The final trade pact also took out language designed to extend patent protections by three years to sponsors developing new uses for existing products – a practice criticized as “patent evergreening.” Similarly, the agreement no longer requires three additional years of exclusivity for companies developing clinical information to support new uses of approved products, another strategy criticized for delaying generic drug competition. And to further promote “fair competition” in the prescription drug industry, the pact supports access to marketed products by generics firms looking to test copycat competitors prior to patent expiration of the brand [see House Ways & Means Committee summary of provisions].
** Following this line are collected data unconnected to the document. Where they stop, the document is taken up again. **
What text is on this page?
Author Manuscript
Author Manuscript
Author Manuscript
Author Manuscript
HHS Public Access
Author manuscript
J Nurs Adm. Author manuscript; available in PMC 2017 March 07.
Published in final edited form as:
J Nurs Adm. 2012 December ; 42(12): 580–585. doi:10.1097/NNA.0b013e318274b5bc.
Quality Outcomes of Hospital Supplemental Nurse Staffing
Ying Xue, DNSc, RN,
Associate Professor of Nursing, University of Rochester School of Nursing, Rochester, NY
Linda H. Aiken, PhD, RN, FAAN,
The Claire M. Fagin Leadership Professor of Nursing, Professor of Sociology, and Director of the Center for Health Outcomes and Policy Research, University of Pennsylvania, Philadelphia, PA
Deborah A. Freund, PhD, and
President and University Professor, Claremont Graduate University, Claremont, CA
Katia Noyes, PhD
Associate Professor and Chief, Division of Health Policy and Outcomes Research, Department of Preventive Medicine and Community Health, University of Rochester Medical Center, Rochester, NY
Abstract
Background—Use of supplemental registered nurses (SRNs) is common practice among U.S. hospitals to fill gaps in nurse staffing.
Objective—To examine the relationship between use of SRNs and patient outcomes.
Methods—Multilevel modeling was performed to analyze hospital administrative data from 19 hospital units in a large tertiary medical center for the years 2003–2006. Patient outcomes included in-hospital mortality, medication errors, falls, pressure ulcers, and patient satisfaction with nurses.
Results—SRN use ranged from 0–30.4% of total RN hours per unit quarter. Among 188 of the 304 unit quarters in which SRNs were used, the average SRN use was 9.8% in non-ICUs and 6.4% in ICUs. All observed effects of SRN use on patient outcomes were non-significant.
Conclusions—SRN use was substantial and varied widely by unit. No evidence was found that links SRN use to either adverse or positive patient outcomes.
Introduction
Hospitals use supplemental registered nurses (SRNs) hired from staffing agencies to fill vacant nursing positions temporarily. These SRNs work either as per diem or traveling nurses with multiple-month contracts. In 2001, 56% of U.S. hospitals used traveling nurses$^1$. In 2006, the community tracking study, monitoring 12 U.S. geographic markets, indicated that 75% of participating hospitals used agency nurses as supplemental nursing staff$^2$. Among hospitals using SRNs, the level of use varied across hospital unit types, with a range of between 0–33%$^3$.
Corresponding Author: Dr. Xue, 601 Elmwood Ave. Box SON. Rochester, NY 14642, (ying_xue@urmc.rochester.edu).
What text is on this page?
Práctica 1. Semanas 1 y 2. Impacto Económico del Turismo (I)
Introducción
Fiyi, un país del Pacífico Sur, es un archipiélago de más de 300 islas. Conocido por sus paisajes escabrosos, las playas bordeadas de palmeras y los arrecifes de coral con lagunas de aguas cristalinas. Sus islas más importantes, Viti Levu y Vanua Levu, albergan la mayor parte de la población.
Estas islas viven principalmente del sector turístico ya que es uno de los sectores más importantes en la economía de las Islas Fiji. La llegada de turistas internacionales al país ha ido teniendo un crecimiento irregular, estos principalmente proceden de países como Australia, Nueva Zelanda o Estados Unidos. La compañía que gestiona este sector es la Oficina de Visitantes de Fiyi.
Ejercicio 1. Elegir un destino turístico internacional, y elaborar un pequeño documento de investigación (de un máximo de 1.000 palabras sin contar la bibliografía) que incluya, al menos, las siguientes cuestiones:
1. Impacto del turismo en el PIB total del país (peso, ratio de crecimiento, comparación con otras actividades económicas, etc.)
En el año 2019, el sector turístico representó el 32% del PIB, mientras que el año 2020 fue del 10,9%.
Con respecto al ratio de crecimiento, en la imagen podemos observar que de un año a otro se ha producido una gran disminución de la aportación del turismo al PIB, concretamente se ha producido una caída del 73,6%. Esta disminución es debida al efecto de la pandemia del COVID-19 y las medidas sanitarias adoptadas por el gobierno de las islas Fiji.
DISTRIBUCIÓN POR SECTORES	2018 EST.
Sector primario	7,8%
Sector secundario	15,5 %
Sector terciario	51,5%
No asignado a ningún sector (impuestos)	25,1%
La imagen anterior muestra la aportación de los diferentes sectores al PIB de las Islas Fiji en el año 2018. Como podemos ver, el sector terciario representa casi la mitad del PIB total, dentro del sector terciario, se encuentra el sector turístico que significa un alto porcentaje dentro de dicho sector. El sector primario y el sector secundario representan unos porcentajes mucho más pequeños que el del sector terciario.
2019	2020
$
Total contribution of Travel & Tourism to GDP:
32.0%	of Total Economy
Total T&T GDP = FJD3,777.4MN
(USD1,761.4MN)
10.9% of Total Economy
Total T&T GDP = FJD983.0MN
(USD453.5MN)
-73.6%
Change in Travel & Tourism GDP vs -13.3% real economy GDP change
Producers of generic drugs and biosimilars praised the deal as a “victory for patients” due to changes that promote competition and lower drug prices. Innovators predicted it would erode protections for American innovation, as it would encourage foreign entities to steal US intellectual property, according to the Pharmaceutical Research and Manufacturers of America (PhRMA). Although the pact leaves intact the current 12-year exclusivity period for biologics in the US, Democrats hope to be able to cut back that long period of protection in the future.
While the House may ratify the trade pact quickly, the Senate is not expected to act until early 2020 due to its focus on impeachment proceedings. Changes, thus, are still possible, but President Trump wants to be able to tout the trade deal as a victory for his administration in the coming election campaign – as do Democrats eager to highlight their efforts to preserve jobs and cut drug prices.